After the drill, capture:

  1. Date of the drill.
  2. Backup timestamp restored.
  3. Total time from “decide to drill” to “scratch cluster serving GET /_describe”.
  4. Issues found — even small ones. (“Backup archive name format changed; alerts based on the old name didn’t fire.”)
  5. Action items — fix the issues before the next drill.

The total time is your real RTO. If it’s higher than your stated recovery target, you have work to do before you actually need the backup.

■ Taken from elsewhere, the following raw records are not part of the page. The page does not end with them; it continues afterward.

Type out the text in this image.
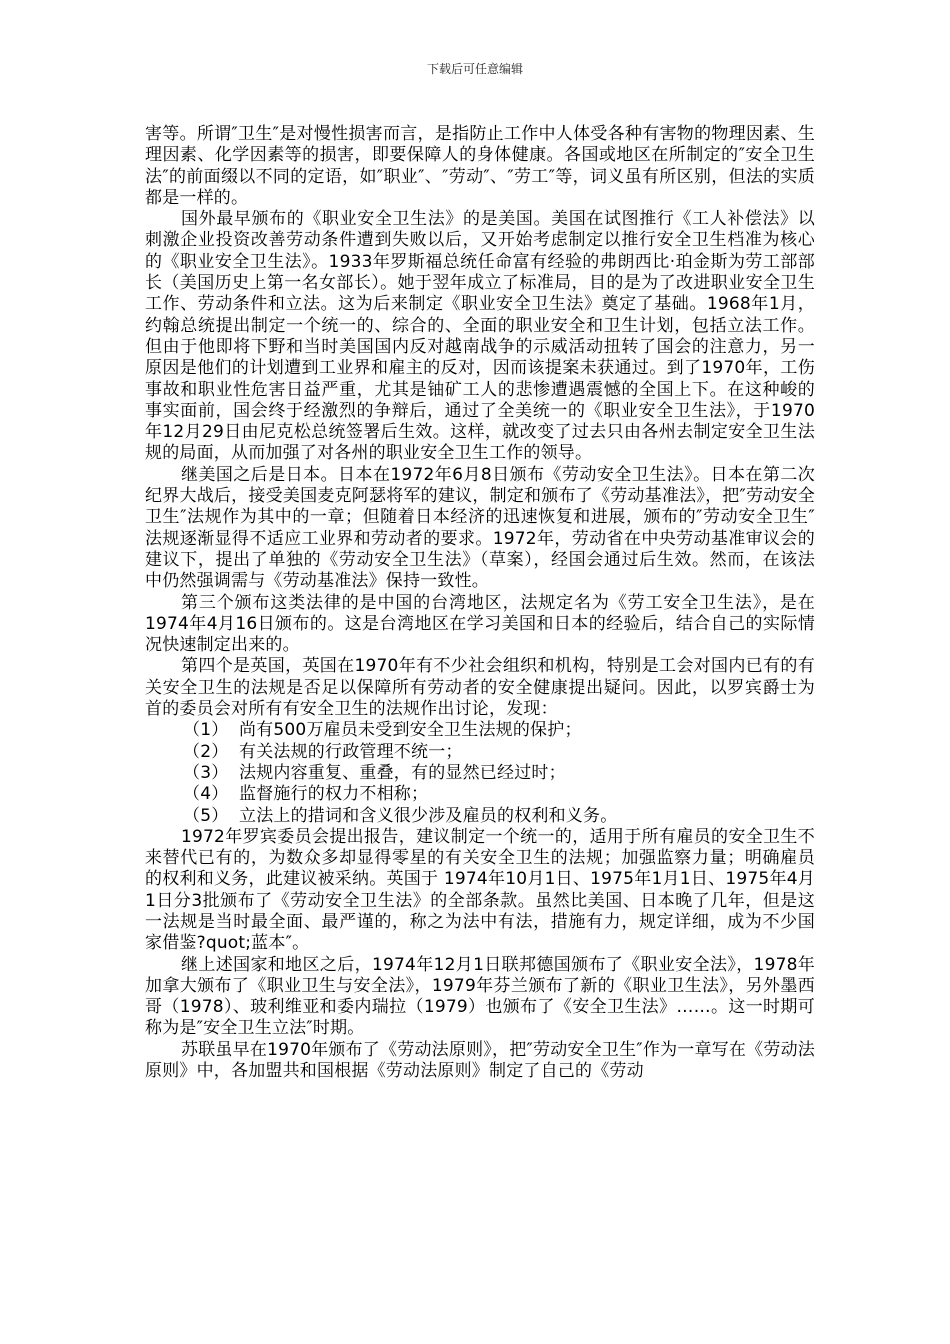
下载后可任意编辑

害等。所谓″卫生″是对慢性损害而言，是指防止工作中人体受各种有害物的物理因素、生理因素、化学因素等的损害，即要保障人的身体健康。各国或地区在所制定的″安全卫生法″的前面缀以不同的定语，如″职业″、″劳动″、″劳工″等，词义虽有所区别，但法的实质都是一样的。

国外最早颁布的《职业安全卫生法》的是美国。美国在试图推行《工人补偿法》以刺激企业投资改善劳动条件遭到失败以后，又开始考虑制定以推行安全卫生档准为核心的《职业安全卫生法》。1933年罗斯福总统任命富有经验的弗朗西比·珀金斯为劳工部部长（美国历史上第一名女部长）。她于翌年成立了标准局，目的是为了改进职业安全卫生工作、劳动条件和立法。这为后来制定《职业安全卫生法》奠定了基础。1968年1月，约翰总统提出制定一个统一的、综合的、全面的职业安全和卫生计划，包括立法工作。但由于他即将下野和当时美国国内反对越南战争的示威活动扭转了国会的注意力，另一原因是他们的计划遭到工业界和雇主的反对，因而该提案未获通过。到了1970年，工伤事故和职业性危害日益严重，尤其是铀矿工人的悲惨遭遇震憾的全国上下。在这种峻的事实面前，国会终于经激烈的争辩后，通过了全美统一的《职业安全卫生法》，于1970年12月29日由尼克松总统签署后生效。这样，就改变了过去只由各州去制定安全卫生法规的局面，从而加强了对各州的职业安全卫生工作的领导。

继美国之后是日本。日本在1972年6月8日颁布《劳动安全卫生法》。日本在第二次纪界大战后，接受美国麦克阿瑟将军的建议，制定和颁布了《劳动基准法》，把″劳动安全卫生″法规作为其中的一章；但随着日本经济的迅速恢复和进展，颁布的″劳动安全卫生″法规逐渐显得不适应工业界和劳动者的要求。1972年，劳动省在中央劳动基准审议会的建议下，提出了单独的《劳动安全卫生法》（草案），经国会通过后生效。然而，在该法中仍然强调需与《劳动基准法》保持一致性。

第三个颁布这类法律的是中国的台湾地区，法规定名为《劳工安全卫生法》，是在1974年4月16日颁布的。这是台湾地区在学习美国和日本的经验后，结合自己的实际情况快速制定出来的。

第四个是英国，英国在1970年有不少社会组织和机构，特别是工会对国内已有的有关安全卫生的法规是否足以保障所有劳动者的安全健康提出疑问。因此，以罗宾爵士为首的委员会对所有有安全卫生的法规作出讨论，发现：

（1） 尚有500万雇员未受到安全卫生法规的保护；
（2） 有关法规的行政管理不统一；
（3） 法规内容重复、重叠，有的显然已经过时；
（4） 监督施行的权力不相称；
（5） 立法上的措词和含义很少涉及雇员的权利和义务。

1972年罗宾委员会提出报告，建议制定一个统一的，适用于所有雇员的安全卫生不来替代已有的，为数众多却显得零星的有关安全卫生的法规；加强监察力量；明确雇员的权利和义务，此建议被采纳。英国于 1974年10月1日、1975年1月1日、1975年4月1日分3批颁布了《劳动安全卫生法》的全部条款。虽然比美国、日本晚了几年，但是这一法规是当时最全面、最严谨的，称之为法中有法，措施有力，规定详细，成为不少国家借鉴?quot;蓝本″。

继上述国家和地区之后，1974年12月1日联邦德国颁布了《职业安全法》，1978年加拿大颁布了《职业卫生与安全法》，1979年芬兰颁布了新的《职业卫生法》，另外墨西哥（1978）、玻利维亚和委内瑞拉（1979）也颁布了《安全卫生法》……。这一时期可称为是″安全卫生立法″时期。

苏联虽早在1970年颁布了《劳动法原则》，把″劳动安全卫生″作为一章写在《劳动法原则》中，各加盟共和国根据《劳动法原则》制定了自己的《劳动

Common failure modes and what they mean:

FailureLikely cause
Can’t list the off-site bucketIAM role / credentials drifted from what’s set on the host.
Archive download is incomplete / corruptedBackup didn’t complete; cron failure, OOM kill, disk-full.
mongorestore fails partway throughSource archive is corrupt, or the target cluster’s storage filled up.
Restored DB has no collectionsRestore command pointed at the wrong DB name (--db davepi vs default).
_describe shows fewer schemas than productionSchema files weren’t deployed alongside the restored data. The schemas live in source code, not the DB; restore alone doesn’t bring them back.
Auth returns 401 for known credentialsRestored DB but the host’s TOKEN_KEY doesn’t match what signed the existing tokens. (Use the same TOKEN_KEY across deploys, or accept that restores invalidate existing sessions.)
FileMeta rows exist but blobs are 404DB and storage backups drifted in time.
  • Quarterly at minimum. Calendar it.
  • After any change to the backup pipeline (new bucket, new cron schedule, new region). The first drill after a change is the high-value one.
  • Before launching a new product surface that depends on durable data. “We can restore from yesterday” only matters if it’s true.